Surfacism is a made-up term that started as a joke in my MFA thesis studio at Parsons, but took on a life of its own, and has come to both describe and inform my practice. As a 2D animator I make composite work, layering flat pieces of media atop one another. I am a specialist in working with planes: surfaces. But in a more figurative sense, I see video itself as a surface. When someone watches a time-based work on screen, she might find it to be compelling or boring, graceful or awkward, beautiful or ugly. What is being judged isn’t just one character design, or one color choice, or one transition, it is the piece as a coherent whole. You can’t shift your angle, or run your hands over it, or pick up one small piece and hold it up to the light.
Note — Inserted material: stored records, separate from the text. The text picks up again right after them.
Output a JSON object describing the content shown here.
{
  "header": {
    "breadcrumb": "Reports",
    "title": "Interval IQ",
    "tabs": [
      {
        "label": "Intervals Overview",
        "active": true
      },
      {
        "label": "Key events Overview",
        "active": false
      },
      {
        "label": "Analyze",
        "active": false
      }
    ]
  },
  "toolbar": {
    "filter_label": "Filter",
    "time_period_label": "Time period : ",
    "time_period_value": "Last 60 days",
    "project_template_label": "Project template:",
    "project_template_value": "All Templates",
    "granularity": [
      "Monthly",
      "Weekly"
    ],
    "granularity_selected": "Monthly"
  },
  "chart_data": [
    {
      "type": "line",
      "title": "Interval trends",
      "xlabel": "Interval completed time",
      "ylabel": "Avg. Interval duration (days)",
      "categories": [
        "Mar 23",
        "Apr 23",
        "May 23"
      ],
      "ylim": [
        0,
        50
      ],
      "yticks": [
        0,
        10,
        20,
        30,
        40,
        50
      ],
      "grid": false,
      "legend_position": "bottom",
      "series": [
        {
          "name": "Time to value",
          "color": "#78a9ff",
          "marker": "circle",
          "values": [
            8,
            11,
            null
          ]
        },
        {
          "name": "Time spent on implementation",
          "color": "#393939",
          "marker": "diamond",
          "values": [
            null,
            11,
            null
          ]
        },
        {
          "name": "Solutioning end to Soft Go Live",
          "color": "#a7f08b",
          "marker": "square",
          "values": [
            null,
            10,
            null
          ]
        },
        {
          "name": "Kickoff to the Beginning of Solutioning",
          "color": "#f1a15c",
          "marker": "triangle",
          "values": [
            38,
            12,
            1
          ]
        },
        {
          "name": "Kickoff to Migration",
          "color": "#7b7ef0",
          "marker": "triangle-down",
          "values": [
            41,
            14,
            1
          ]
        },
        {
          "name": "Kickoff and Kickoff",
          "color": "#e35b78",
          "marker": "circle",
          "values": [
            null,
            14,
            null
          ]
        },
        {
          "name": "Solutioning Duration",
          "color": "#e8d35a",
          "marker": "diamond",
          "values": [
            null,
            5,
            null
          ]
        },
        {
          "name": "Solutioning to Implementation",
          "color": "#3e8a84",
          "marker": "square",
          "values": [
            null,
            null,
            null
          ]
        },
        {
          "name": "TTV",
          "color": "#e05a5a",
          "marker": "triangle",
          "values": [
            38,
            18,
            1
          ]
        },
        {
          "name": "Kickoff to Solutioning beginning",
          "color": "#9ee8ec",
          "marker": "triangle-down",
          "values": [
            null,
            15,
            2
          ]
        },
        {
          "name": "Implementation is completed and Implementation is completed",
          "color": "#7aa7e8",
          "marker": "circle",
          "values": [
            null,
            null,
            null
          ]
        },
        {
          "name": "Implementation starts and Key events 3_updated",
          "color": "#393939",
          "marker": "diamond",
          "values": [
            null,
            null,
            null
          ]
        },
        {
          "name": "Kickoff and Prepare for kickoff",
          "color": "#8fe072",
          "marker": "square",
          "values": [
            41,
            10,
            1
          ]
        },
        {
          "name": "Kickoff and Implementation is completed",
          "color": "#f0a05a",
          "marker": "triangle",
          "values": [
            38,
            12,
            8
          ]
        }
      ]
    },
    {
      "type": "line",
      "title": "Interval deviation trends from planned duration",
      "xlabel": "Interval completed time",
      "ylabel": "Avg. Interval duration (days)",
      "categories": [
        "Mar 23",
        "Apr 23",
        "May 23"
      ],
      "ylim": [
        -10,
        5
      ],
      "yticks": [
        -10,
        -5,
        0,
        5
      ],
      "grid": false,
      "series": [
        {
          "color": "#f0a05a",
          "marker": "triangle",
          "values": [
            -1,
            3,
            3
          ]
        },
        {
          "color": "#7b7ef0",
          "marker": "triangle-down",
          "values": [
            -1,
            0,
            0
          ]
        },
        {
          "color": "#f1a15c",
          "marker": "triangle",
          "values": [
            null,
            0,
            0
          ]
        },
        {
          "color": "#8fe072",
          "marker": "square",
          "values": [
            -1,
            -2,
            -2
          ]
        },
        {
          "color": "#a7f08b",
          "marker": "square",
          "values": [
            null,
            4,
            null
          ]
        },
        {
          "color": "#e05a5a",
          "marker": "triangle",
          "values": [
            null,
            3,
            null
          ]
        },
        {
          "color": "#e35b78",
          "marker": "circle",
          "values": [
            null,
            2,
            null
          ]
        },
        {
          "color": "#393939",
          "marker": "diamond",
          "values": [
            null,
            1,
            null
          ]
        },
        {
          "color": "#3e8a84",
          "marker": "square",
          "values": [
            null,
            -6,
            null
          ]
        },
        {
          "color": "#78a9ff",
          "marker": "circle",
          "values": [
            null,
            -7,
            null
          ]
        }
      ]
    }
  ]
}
Video is peculiar in this way. It goes together like a building, piece by piece, layer by layer. But when finished, it’s not like a building, it’s much more like the reflection of a building in a still pond: a surface.
This is the idea I like to keep in mind as I approach my work.
Position on AI
I work at the intersection of several fields that are rapidly being automated by AI technologies. I believe it important to be clear with clients about what role these technologies play in my work. As a commercial artist whose practice has always been technologically-facilitated, I have spent my career on the lookout for labor-saving tools I can adopt to offer better value to my clients, and less tedium for myself. I make extensive use of motion tracking, edge detection, edit detection, image tracing, and other software processing tools in my work. Software vendors have lately taken to calling these tools “AI” for marketing purposes, but that’s quite a stretch, as they are not trained on an external dataset or processed remotely.
Generative AI tools (ChatGPT, Gemini, Grok, etc) are something very different. These tools don’t just automate, they automatically outsource, and do so exploitatively, at that– they bring to bear the work of other humans who did not consent and were not compensated. I know because my own work has been used to train AI models, without my consent and without compensation. Generative AI creates media that is unintentional and is not entirely under the control of the artist to manipulate as they, or their client, sees fit. That intentionality and control is what my work is all about.
There are fantastic things people are doing with AI tools, including using AI tools as parts of creative processes. But the wholesale automation of creative work using generative AI is awful. These tools mimic the output of human workers, but with neither the humans, nor the work. Stripped of humanity and labor, creative work is not just valueless, but also pointless. The magic of a song that moves you, for example, is that you share a human connection with the musician: she saw something in the world you both inhabit, and used her creative skill to depict it, and that depiction can resonate powerfully with you. Who wants to listen to a song conveying emotions no human ever felt? Perhaps more importantly, who would choose to live in a world that neither values nor supports musicians? I believe it is intrinsically valuable to have humans engaged in creating original work and documenting our shared human experience, even in a commercial context.
TLDR: Generative AI has no place in my practice. If you pay me, you are paying for a human to do thoughtful, intentional work on your behalf.